Neville Jason (left) with Nicolas Soames

‘But when I started to look at it not as one long novel, the longest novel of all, but seven separate novels, I began to think that I could do it after all. Seven novels, starting with Swann’s Way and finishing with Time Regained. Just take it one novel at a time.’

And so, sitting in front of the microphone on 2 August 2011, he started to read. He read for six days: three days on, the weekend off, and three days reading again. He took a week’s break and he was back again for Within a Budding Grove. This took seven days. It is a bit longer, running to 20 CDs (25.5 hours) as opposed to the 17 CDs (21.5 hours) of Swann’s Way.
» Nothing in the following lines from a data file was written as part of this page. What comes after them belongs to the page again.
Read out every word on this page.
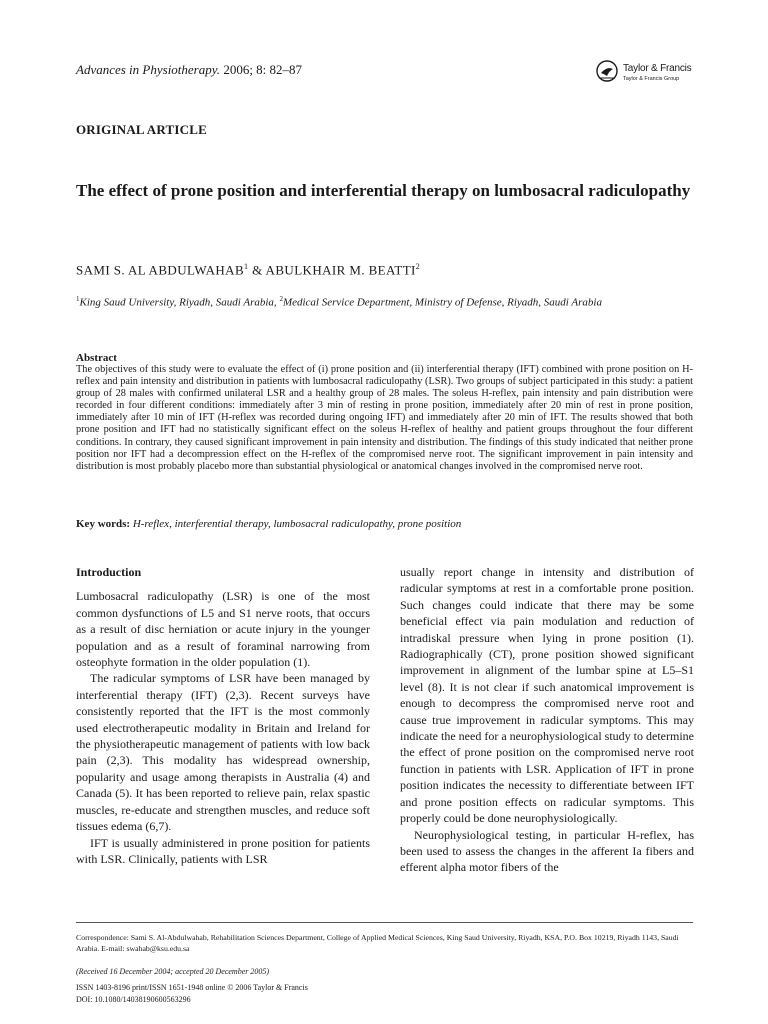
Advances in Physiotherapy. 2006; 8: 82–87	Taylor & Francis
Taylor & Francis Group
ORIGINAL ARTICLE
The effect of prone position and interferential therapy on lumbosacral radiculopathy
SAMI S. AL ABDULWAHAB$^1$ & ABULKHAIR M. BEATTI$^2$
$^1$King Saud University, Riyadh, Saudi Arabia, $^2$Medical Service Department, Ministry of Defense, Riyadh, Saudi Arabia
Abstract

The objectives of this study were to evaluate the effect of (i) prone position and (ii) interferential therapy (IFT) combined with prone position on H-reflex and pain intensity and distribution in patients with lumbosacral radiculopathy (LSR). Two groups of subject participated in this study: a patient group of 28 males with confirmed unilateral LSR and a healthy group of 28 males. The soleus H-reflex, pain intensity and pain distribution were recorded in four different conditions: immediately after 3 min of resting in prone position, immediately after 20 min of rest in prone position, immediately after 10 min of IFT (H-reflex was recorded during ongoing IFT) and immediately after 20 min of IFT. The results showed that both prone position and IFT had no statistically significant effect on the soleus H-reflex of healthy and patient groups throughout the four different conditions. In contrary, they caused significant improvement in pain intensity and distribution. The findings of this study indicated that neither prone position nor IFT had a decompression effect on the H-reflex of the compromised nerve root. The significant improvement in pain intensity and distribution is most probably placebo more than substantial physiological or anatomical changes involved in the compromised nerve root.

Key words: H-reflex, interferential therapy, lumbosacral radiculopathy, prone position
Introduction

Lumbosacral radiculopathy (LSR) is one of the most common dysfunctions of L5 and S1 nerve roots, that occurs as a result of disc herniation or acute injury in the younger population and as a result of foraminal narrowing from osteophyte formation in the older population (1).

The radicular symptoms of LSR have been managed by interferential therapy (IFT) (2,3). Recent surveys have consistently reported that the IFT is the most commonly used electrotherapeutic modality in Britain and Ireland for the physiotherapeutic management of patients with low back pain (2,3). This modality has widespread ownership, popularity and usage among therapists in Australia (4) and Canada (5). It has been reported to relieve pain, relax spastic muscles, re-educate and strengthen muscles, and reduce soft tissues edema (6,7).

IFT is usually administered in prone position for patients with LSR. Clinically, patients with LSR

usually report change in intensity and distribution of radicular symptoms at rest in a comfortable prone position. Such changes could indicate that there may be some beneficial effect via pain modulation and reduction of intradiskal pressure when lying in prone position (1). Radiographically (CT), prone position showed significant improvement in alignment of the lumbar spine at L5–S1 level (8). It is not clear if such anatomical improvement is enough to decompress the compromised nerve root and cause true improvement in radicular symptoms. This may indicate the need for a neurophysiological study to determine the effect of prone position on the compromised nerve root function in patients with LSR. Application of IFT in prone position indicates the necessity to differentiate between IFT and prone position effects on radicular symptoms. This properly could be done neurophysiologically.

Neurophysiological testing, in particular H-reflex, has been used to assess the changes in the afferent Ia fibers and efferent alpha motor fibers of the

Correspondence: Sami S. Al-Abdulwahab, Rehabilitation Sciences Department, College of Applied Medical Sciences, King Saud University, Riyadh, KSA, P.O. Box 10219, Riyadh 1143, Saudi Arabia. E-mail: swahab@ksu.edu.sa
(Received 16 December 2004; accepted 20 December 2005)
ISSN 1403-8196 print/ISSN 1651-1948 online © 2006 Taylor & Francis
DOI: 10.1080/14038190600563296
Thus it went, at a regular pace, with time off for holidays and good behaviour. After The Fugitive, there was a wait. We had been using the original CK Scott-Moncrieff translation of Remembrance of Things Past, and for copyright reasons we couldn’t use the existing translation of Time Regained. So Naxos AudioBooks commissioned a new translation of the novel from David Whiting, who did excellent work and delivered on time for Neville to read in June. Time, so important to Proust, was also an element in this total production, because we wanted the complete work to be available in time for Christmas 2012.

Time Regained is being edited as I write. It will be listened to by Emma Poutney, one of our redoubtable team of listeners (a very important part of the process: listeners pick up missed edits, incorrect or inconsistent pronunciations, creaking chairs or paper rustles. She has listened to the whole of Neville’s Proust, and also deserves a mention).

We think Time Regained will be 12 CDs, around 15 hours, but as it is still in post-production, we do not know for sure. BUT, if that is the case, Neville Jason’s unabridged recording of Marcel Proust’s Remembrance of Things Past will run for around 150 hours and will be enshrined on 118 CDs.

Being an extremely particular person, Marcel Proust himself would probably have viewed the project with concern, delight, enthusiasm, despair, pride, horror and amazement. He would have sent Neville REAMS of notes, demanding that that be changed and that be expunged, and expired on his puffed-up pillows in a bit of a lather.

But inwardly, I think he would have been pleased. Very pleased indeed!